Georges Bensoussan devint alors « un propagandiste anti-arabe » dont son employeur – Le Mémorial de la Shoah – ferait bien, en plus de de lui battre froid, de se débarrasser. La touche perverse consistait à le faire passer pour un digne héritier des pires antisémites français. Rien ne fut épargné à l’authentique pourfendeur de l’antisémitisme d’où qu’il vienne, quand d’authentiques racistes et antisémites font l’objet d’une complaisance médiatique, dès lors qu’ils se mobilisent au nom de l’islamophobie, surtout s’ils peuvent se prévaloir d’être « racisés » comme on dit aujourd’hui (cf. Mehdi Meklat et ses tweets antisémites sous son pseudo Marcelin Deschamp) […]
Mais « l’odeur du sang » ayant attiré la meute, le parquet suivra un signalement du CCIF, dont la constitution de partie civile sera pourtant jugée irrecevable pour ancienneté de l’association insuffisante (ainsi que celle de son poisson pilote, selon l’expression de l’avocat Michel Laval, l’association SOS, soutien Ô sans papiers), lors du jugement en 1ère instance. Cependant, comme les champions de ce type de poursuites judiciaires (LDH, MRAP, SOS Racisme) accompagnés de la Licra, ne voulant pas être en reste, s’étaient aussi portés partie civile, le procès eut bien lieu et aboutit logiquement à une relaxe prononcée le 7 mars 2017.

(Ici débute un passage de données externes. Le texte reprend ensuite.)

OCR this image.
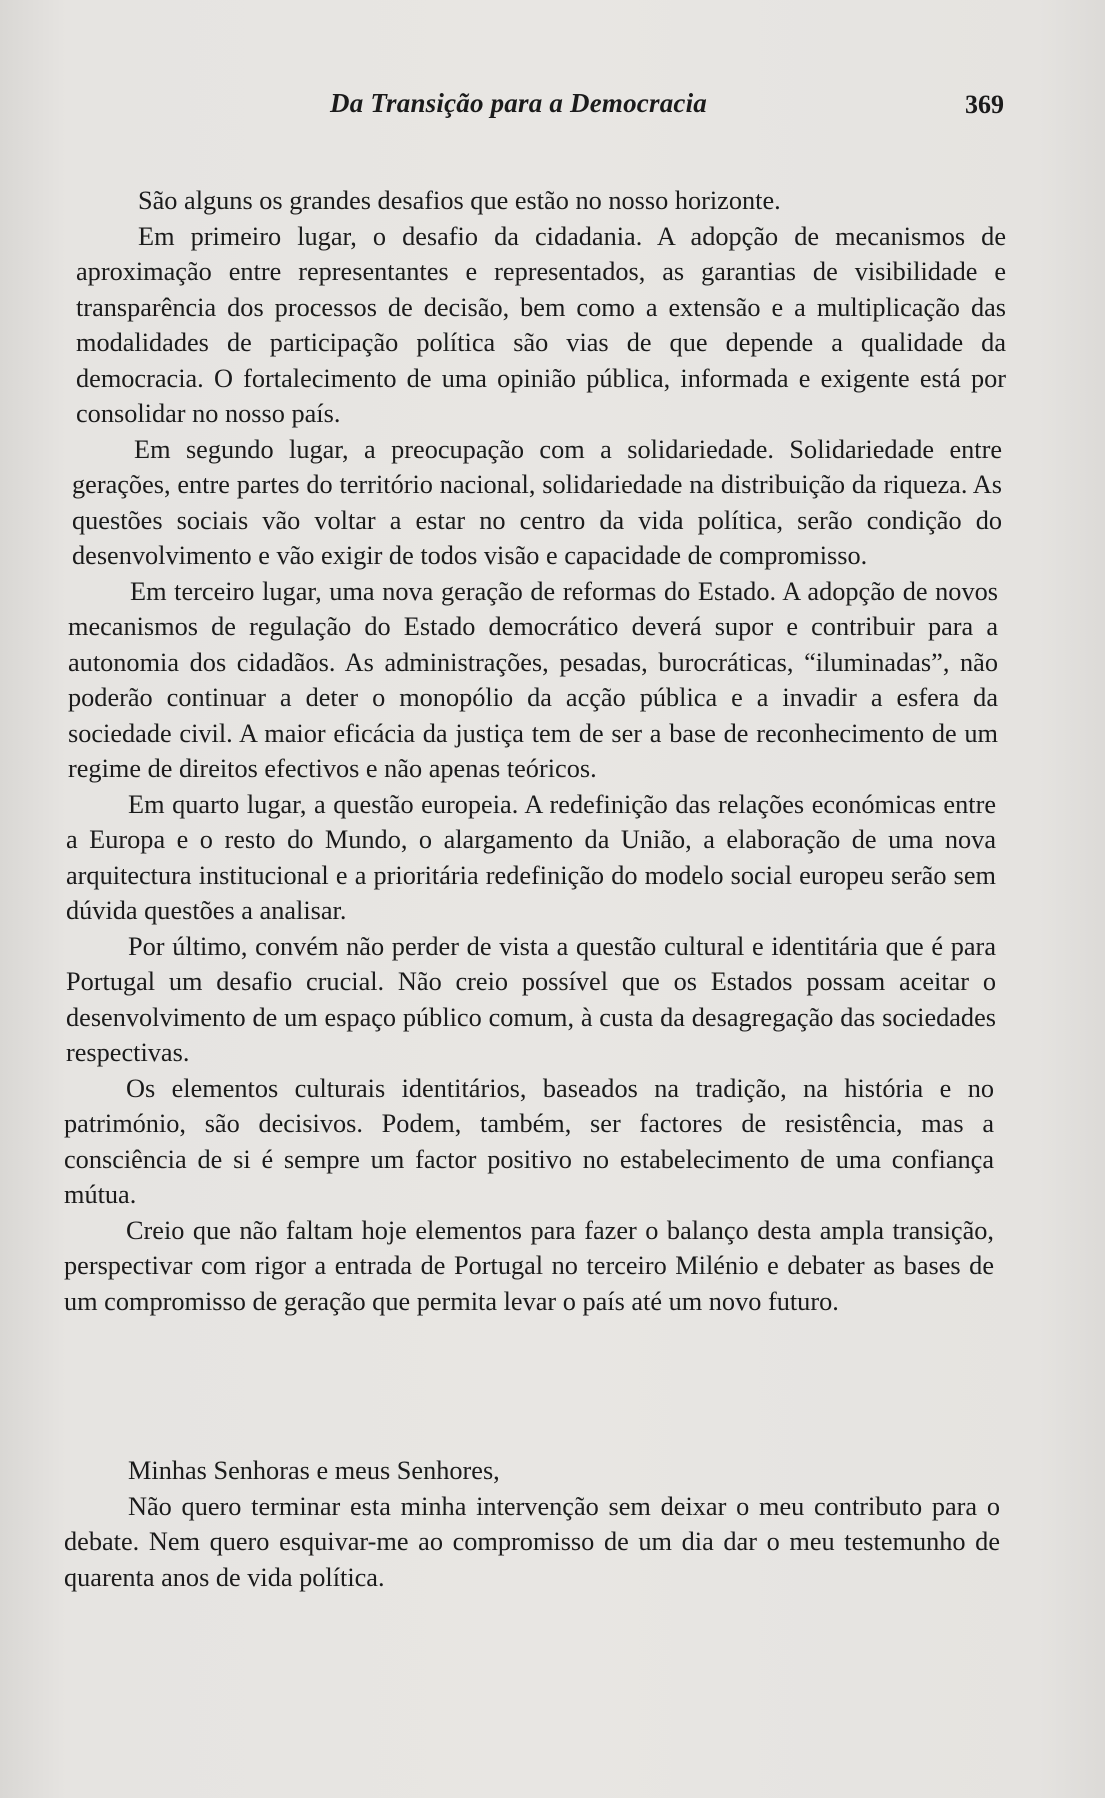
Da Transição para a Democracia	369

São alguns os grandes desafios que estão no nosso horizonte.

Em primeiro lugar, o desafio da cidadania. A adopção de mecanismos de aproximação entre representantes e representados, as garantias de visibilidade e transparência dos processos de decisão, bem como a extensão e a multiplicação das modalidades de participação política são vias de que depende a qualidade da democracia. O fortalecimento de uma opinião pública, informada e exigente está por consolidar no nosso país.

Em segundo lugar, a preocupação com a solidariedade. Solidariedade entre gerações, entre partes do território nacional, solidariedade na distribuição da riqueza. As questões sociais vão voltar a estar no centro da vida política, serão condição do desenvolvimento e vão exigir de todos visão e capacidade de compromisso.

Em terceiro lugar, uma nova geração de reformas do Estado. A adopção de novos mecanismos de regulação do Estado democrático deverá supor e contribuir para a autonomia dos cidadãos. As administrações, pesadas, burocráticas, “iluminadas”, não poderão continuar a deter o monopólio da acção pública e a invadir a esfera da sociedade civil. A maior eficácia da justiça tem de ser a base de reconhecimento de um regime de direitos efectivos e não apenas teóricos.

Em quarto lugar, a questão europeia. A redefinição das relações económicas entre a Europa e o resto do Mundo, o alargamento da União, a elaboração de uma nova arquitectura institucional e a prioritária redefinição do modelo social europeu serão sem dúvida questões a analisar.

Por último, convém não perder de vista a questão cultural e identitária que é para Portugal um desafio crucial. Não creio possível que os Estados possam aceitar o desenvolvimento de um espaço público comum, à custa da desagregação das sociedades respectivas.

Os elementos culturais identitários, baseados na tradição, na história e no património, são decisivos. Podem, também, ser factores de resistência, mas a consciência de si é sempre um factor positivo no estabelecimento de uma confiança mútua.

Creio que não faltam hoje elementos para fazer o balanço desta ampla transição, perspectivar com rigor a entrada de Portugal no terceiro Milénio e debater as bases de um compromisso de geração que permita levar o país até um novo futuro.

Minhas Senhoras e meus Senhores,

Não quero terminar esta minha intervenção sem deixar o meu contributo para o debate. Nem quero esquivar-me ao compromisso de um dia dar o meu testemunho de quarenta anos de vida política.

On retrouva les mêmes parties civiles lors du procès en appel du 29 mars 2018, y compris le CCIF et son poisson pilote, mais avec deux défections : SOS racisme et la Licra dévastée par les querelles internes suscitées par son initiative. Ce procès aboutit, cette fois encore, à une relaxe le 24 mai 2018, après la requalification de l’incrimination par les parties civiles, comme elles en avaient le droit depuis la loi du 27 janvier 2017.
Elles ajoutèrent ainsi, à la provocation à la haine, l’injure et la diffamation en raison de la race et de la religion qui, après l’échec en première instance, pouvaient leur sembler accroître leurs chances de décrocher une condamnation et qui, de toute façon, conduisaient désormais aux mêmes peines (jusqu’à un an de prison et/ou 45 000 euros d’amende). Ainsi, depuis la loi de janvier 2017, quand on a perdu en première instance sur un motif, on peut tenter sa chance en changeant de motif ou en en ajoutant d’autres en appel. Cette requalification de dernière minute avait profondément outré Michel Laval, le défenseur de Georges Bensoussan.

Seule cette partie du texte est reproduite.